As you get older, leave home and learn to be your own person; you become more and more grateful for the passing years and what they've taught you. And so another year comes to a close in a much more timely fashion than the last, and while you brace yourself for a flood of sentimental Facebook statuses and new years resolutions; let me get in there first and impart this one on you.
2014 was good, it was probably one of my favourite years. However what goes up must come down, and this year I've also lost more people than I can count; be it through death or through simply realising they weren't a good fit for my life. And it was not just through the ups but also the downs that some important life lessons were shaped and formed this year, things I felt were important enough to share. My goals for the year of 2014 were seemingly practical for an irresponsible teenage student with a borderline drinking problem and no job, as I was at the time. Get a job, get a house, lose some weight, travel more, do more things that make me happy, blah blah blah. And while I am still a somewhat irresponsible teenage student, I can say with confidence that I more than achieved everything on that list. I'm self sufficient in a job I adore, I've surrounded myself with wonderful people, and I am more successful than I imagined I would be at the age of 19. I wouldn't go so far as saying I have it all together, but I'm alright.

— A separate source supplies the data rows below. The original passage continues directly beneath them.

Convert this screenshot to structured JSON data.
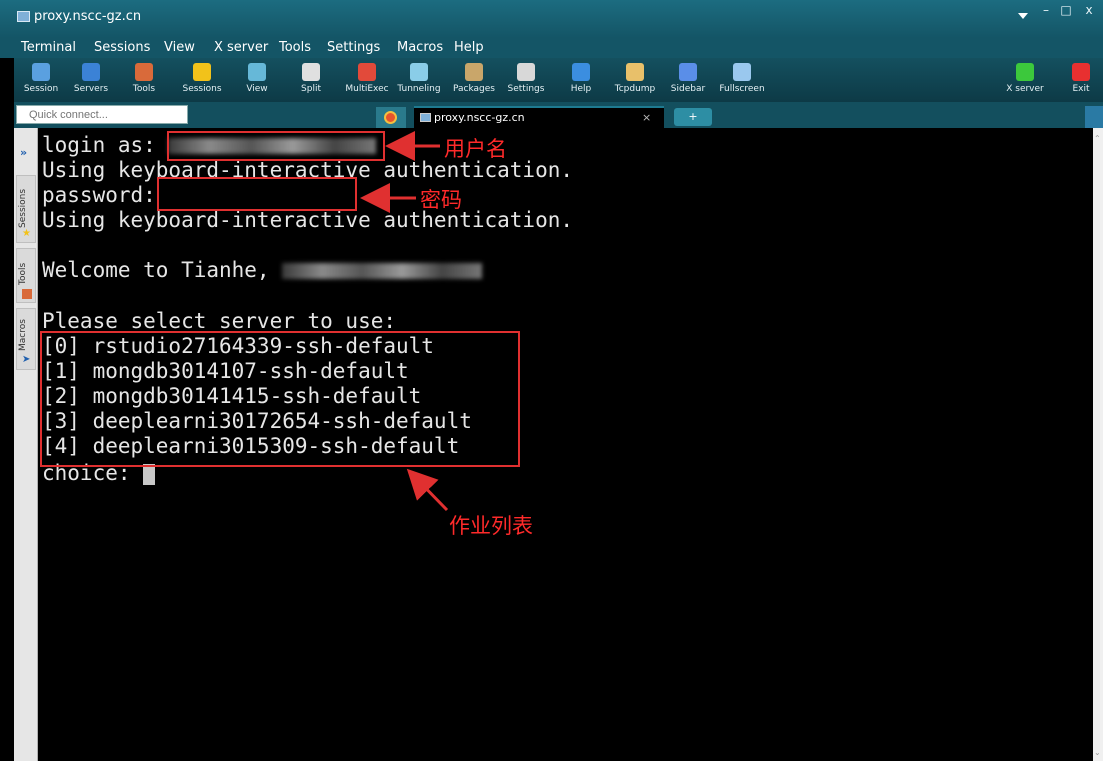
{
  "window": {
    "title": "proxy.nscc-gz.cn",
    "minimize": "–",
    "maximize": "□",
    "close": "x"
  },
  "menu": [
    "Terminal",
    "Sessions",
    "View",
    "X server",
    "Tools",
    "Settings",
    "Macros",
    "Help"
  ],
  "toolbar": {
    "left": [
      {
        "label": "Session",
        "icon": "session-icon",
        "color": "#5aa0e0"
      },
      {
        "label": "Servers",
        "icon": "servers-icon",
        "color": "#3b82d6"
      },
      {
        "label": "Tools",
        "icon": "tools-icon",
        "color": "#d96a3a"
      },
      {
        "label": "Sessions",
        "icon": "star-icon",
        "color": "#f2c21a"
      },
      {
        "label": "View",
        "icon": "view-icon",
        "color": "#66b8d8"
      },
      {
        "label": "Split",
        "icon": "split-icon",
        "color": "#e0e0e0"
      },
      {
        "label": "MultiExec",
        "icon": "multiexec-icon",
        "color": "#e24a3a"
      },
      {
        "label": "Tunneling",
        "icon": "tunneling-icon",
        "color": "#8acde8"
      },
      {
        "label": "Packages",
        "icon": "packages-icon",
        "color": "#c9a66a"
      },
      {
        "label": "Settings",
        "icon": "settings-icon",
        "color": "#d8d8d8"
      },
      {
        "label": "Help",
        "icon": "help-icon",
        "color": "#3b8ee0"
      },
      {
        "label": "Tcpdump",
        "icon": "tcpdump-icon",
        "color": "#e8c06a"
      },
      {
        "label": "Sidebar",
        "icon": "sidebar-icon",
        "color": "#5a8ee8"
      },
      {
        "label": "Fullscreen",
        "icon": "fullscreen-icon",
        "color": "#9ac8ee"
      }
    ],
    "right": [
      {
        "label": "X server",
        "icon": "x-server-icon",
        "color": "#3cc83c"
      },
      {
        "label": "Exit",
        "icon": "exit-icon",
        "color": "#e83030"
      }
    ]
  },
  "tabs": {
    "quick_connect_placeholder": "Quick connect...",
    "active_label": "proxy.nscc-gz.cn",
    "close": "×",
    "plus": "+"
  },
  "sidepanel": {
    "chevron": "»",
    "tabs": [
      "Sessions",
      "Tools",
      "Macros"
    ]
  },
  "terminal": {
    "login_prompt": "login as: ",
    "auth1": "Using keyboard-interactive authentication.",
    "password_prompt": "password: ",
    "auth2": "Using keyboard-interactive authentication.",
    "welcome": "Welcome to Tianhe, ",
    "select_prompt": "Please select server to use:",
    "servers": [
      "[0] rstudio27164339-ssh-default",
      "[1] mongdb3014107-ssh-default",
      "[2] mongdb30141415-ssh-default",
      "[3] deeplearni30172654-ssh-default",
      "[4] deeplearni3015309-ssh-default"
    ],
    "choice_prompt": "choice: "
  },
  "annotations": {
    "username": "用户名",
    "password": "密码",
    "job_list": "作业列表",
    "color": "#e03030"
  }
}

As you can imagine, getting to this point took some shuffling, swapping people out and hard learned lessons with their share of setbacks. This is not a sure-fire guide to happiness, however these lessons I've learned have made my life a hell of a lot easier:
1. Your comfort zone isn't your home. Do you feel safe? Great, but that's all you'll do if you stick to what you know. This year I learned to take risks and reach out, even if I look stupid. After all, isn't it all about having no regrets and leaving nothing left unsaid?
2. Double texting isn't a crime. Yes, you may be told it's annoying; but they love it really. (perhaps not when you're drunk, but that's okay.) Double texting = caring enough to break the rules. You're all welcome.

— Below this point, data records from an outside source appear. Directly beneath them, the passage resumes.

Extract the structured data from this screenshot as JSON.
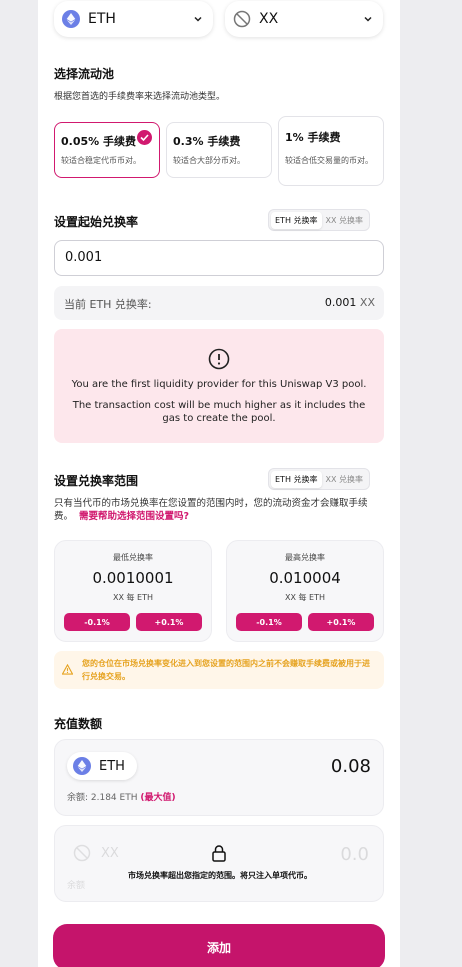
{
  "token_selectors": {
    "token_a": "ETH",
    "token_b": "XX"
  },
  "pool_section": {
    "title": "选择流动池",
    "subtitle": "根据您首选的手续费率来选择流动池类型。",
    "fees": [
      {
        "title": "0.05% 手续费",
        "desc": "较适合稳定代币币对。",
        "selected": true
      },
      {
        "title": "0.3% 手续费",
        "desc": "较适合大部分币对。",
        "selected": false
      },
      {
        "title": "1% 手续费",
        "desc": "较适合低交易量的币对。",
        "selected": false
      }
    ]
  },
  "start_price": {
    "title": "设置起始兑换率",
    "toggle": [
      "ETH 兑换率",
      "XX 兑换率"
    ],
    "input_value": "0.001",
    "current_label": "当前 ETH 兑换率:",
    "current_value": "0.001",
    "current_unit": "XX"
  },
  "warning": {
    "line1": "You are the first liquidity provider for this Uniswap V3 pool.",
    "line2": "The transaction cost will be much higher as it includes the gas to create the pool."
  },
  "range": {
    "title": "设置兑换率范围",
    "toggle": [
      "ETH 兑换率",
      "XX 兑换率"
    ],
    "desc": "只有当代币的市场兑换率在您设置的范围内时，您的流动资金才会赚取手续费。",
    "help_link": "需要帮助选择范围设置吗?",
    "min": {
      "label": "最低兑换率",
      "value": "0.0010001",
      "unit": "XX 每 ETH",
      "minus": "-0.1%",
      "plus": "+0.1%"
    },
    "max": {
      "label": "最高兑换率",
      "value": "0.010004",
      "unit": "XX 每 ETH",
      "minus": "-0.1%",
      "plus": "+0.1%"
    },
    "notice": "您的仓位在市场兑换率变化进入到您设置的范围内之前不会赚取手续费或被用于进行兑换交易。"
  },
  "deposit": {
    "title": "充值数额",
    "token_a": {
      "symbol": "ETH",
      "amount": "0.08",
      "balance": "余额: 2.184 ETH",
      "max": "(最大值)"
    },
    "token_b": {
      "symbol": "XX",
      "amount": "0.0",
      "balance_prefix": "余额",
      "locked_msg": "市场兑换率超出您指定的范围。将只注入单项代币。"
    }
  },
  "submit_label": "添加",
  "colors": {
    "accent": "#d1196f",
    "eth": "#6b7fe6",
    "warn_bg": "#fde7ec",
    "notice_text": "#e6a320"
  }
}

3. You're better than that. No settling for anyone that doesn't treat you right; be it 'friends', family or other halves. That's right, you can walk away from family that isn't making you happy. I regret nothing.
4. Let it go. I know, we've heard this many many times this year; but really. Any energy spent on something that upsets you is energy you could put into improving something elsewhere. Let it go, let them go. It's not worth it. YOU are your priority.
5. You forgive for you, not for them. We live in a culture where grudges and hard feelings are commonplace, but I've come to realise the only person I hurt is myself when I harbour a grudge towards someone else. They sure as hell don't care, so why should I? Like I said before, let it go. Bad for the soul and all that.
And there we have it, five things to take into 2015. I haven't thought about my resolutions for the coming year yet, but I'm sure they'll be deliciously cliched and sickening. I hope you all have a wonderful, safe and happy new year.